> when using closures you really don't want to be thinking about memory allocation
You don't have to think about this with Rust - and you don't need a GC either. The borrow checker will make sure that your closure doesn't outlive the variables it captures, which is what you need for correctness in this case.
> The borrow checker will make sure that your closure doesn't outlive the variables it captures, which is what you need for correctness in this case.
No, the borrow checker will merely give you an error when your closure may outlive the captured variables. This is often not useful, and is an impediment to being productive. As a programmer you don't want to be solving the same boring problem of memory management over and over again, unless perhaps when you're doing really low-level stuff and there is no other option.
How is it "not useful"? It's generally quite easy to resolve the ensuing lifetime problems: either use .clone() to copy the underlying values, or use Rc<>/Arc<> to provide shared control of the lifetimes involved.
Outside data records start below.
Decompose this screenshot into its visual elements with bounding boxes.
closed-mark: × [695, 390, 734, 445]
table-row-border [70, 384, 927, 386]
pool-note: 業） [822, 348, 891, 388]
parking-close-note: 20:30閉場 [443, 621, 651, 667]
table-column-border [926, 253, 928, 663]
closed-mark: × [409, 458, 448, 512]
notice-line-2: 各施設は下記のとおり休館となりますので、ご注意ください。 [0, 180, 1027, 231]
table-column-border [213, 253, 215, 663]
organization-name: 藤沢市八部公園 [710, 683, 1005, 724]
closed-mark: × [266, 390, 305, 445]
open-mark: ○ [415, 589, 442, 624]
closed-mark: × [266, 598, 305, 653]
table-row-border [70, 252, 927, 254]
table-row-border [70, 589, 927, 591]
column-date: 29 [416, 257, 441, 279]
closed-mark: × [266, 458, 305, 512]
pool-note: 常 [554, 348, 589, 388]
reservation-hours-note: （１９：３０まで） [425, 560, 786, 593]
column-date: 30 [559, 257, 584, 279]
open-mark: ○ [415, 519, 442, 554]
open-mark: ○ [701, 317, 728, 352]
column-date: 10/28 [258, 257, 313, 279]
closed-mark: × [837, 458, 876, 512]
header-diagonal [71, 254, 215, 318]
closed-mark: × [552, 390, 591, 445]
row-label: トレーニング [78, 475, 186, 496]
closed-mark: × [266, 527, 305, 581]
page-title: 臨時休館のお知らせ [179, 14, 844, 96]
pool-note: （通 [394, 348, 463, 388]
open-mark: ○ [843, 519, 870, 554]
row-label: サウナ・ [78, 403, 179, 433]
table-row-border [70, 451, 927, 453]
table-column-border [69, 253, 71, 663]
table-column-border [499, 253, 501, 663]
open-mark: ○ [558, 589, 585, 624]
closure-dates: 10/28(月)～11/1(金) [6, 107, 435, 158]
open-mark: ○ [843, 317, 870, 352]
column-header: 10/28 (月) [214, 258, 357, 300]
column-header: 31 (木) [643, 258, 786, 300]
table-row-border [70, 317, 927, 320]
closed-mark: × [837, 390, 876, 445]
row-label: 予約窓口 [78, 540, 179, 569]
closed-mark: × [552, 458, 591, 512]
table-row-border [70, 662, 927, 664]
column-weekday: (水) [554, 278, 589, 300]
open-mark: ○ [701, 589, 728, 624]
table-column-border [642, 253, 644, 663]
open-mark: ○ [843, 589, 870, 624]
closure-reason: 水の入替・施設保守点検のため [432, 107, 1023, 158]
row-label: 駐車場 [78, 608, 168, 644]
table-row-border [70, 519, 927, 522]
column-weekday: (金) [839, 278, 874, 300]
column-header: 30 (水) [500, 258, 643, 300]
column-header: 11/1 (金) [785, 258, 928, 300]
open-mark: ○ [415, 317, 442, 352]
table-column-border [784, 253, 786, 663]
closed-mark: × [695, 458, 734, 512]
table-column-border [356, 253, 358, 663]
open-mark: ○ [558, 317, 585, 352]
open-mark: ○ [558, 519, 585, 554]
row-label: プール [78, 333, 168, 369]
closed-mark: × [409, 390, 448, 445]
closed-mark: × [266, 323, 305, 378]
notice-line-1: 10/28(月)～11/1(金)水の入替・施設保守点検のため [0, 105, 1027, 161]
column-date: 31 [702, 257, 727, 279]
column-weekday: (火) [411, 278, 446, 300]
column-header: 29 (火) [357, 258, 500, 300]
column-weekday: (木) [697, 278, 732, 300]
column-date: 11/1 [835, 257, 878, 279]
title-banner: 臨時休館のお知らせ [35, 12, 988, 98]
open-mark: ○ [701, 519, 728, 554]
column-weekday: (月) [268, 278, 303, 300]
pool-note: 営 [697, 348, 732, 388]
And it's far from a "boring problem"; quite often, being aware of how and why lifetime and mutability interact at a "low" level can inform higher-level design as well.
Reference counting doesn't solve all memory management problems. With closures you often end up with circular references.
And yes, in probably 99% of cases you can actually find a way out of a memory management problem in Rust if you think hard enough.
But my point is that quite often you don't want to think about memory management. Rust doesn't help here. Rust advertises that it solves memory management problems, but in reality that only holds up to a point. So use Rust for your OS or your low-level server, but don't think it is a panacea.
> With closures you often end up with circular references.
In that case, you can manually lift the data object involved into a function argument, as opposed to a variable capture - with its ownership being thus managed explicitly. This is generally an improvement in design.
Of course, Rust does only solve memory management problems "to a point"; there are cases where fully general GC is pretty much a necessity. But even most uses of closures - a fairly high-level language feature, all things considered - don't require this in many cases.
You don't have to think about this with Rust - and you don't need a GC either. The borrow checker will make sure that your closure doesn't outlive the variables it captures, which is what you need for correctness in this case.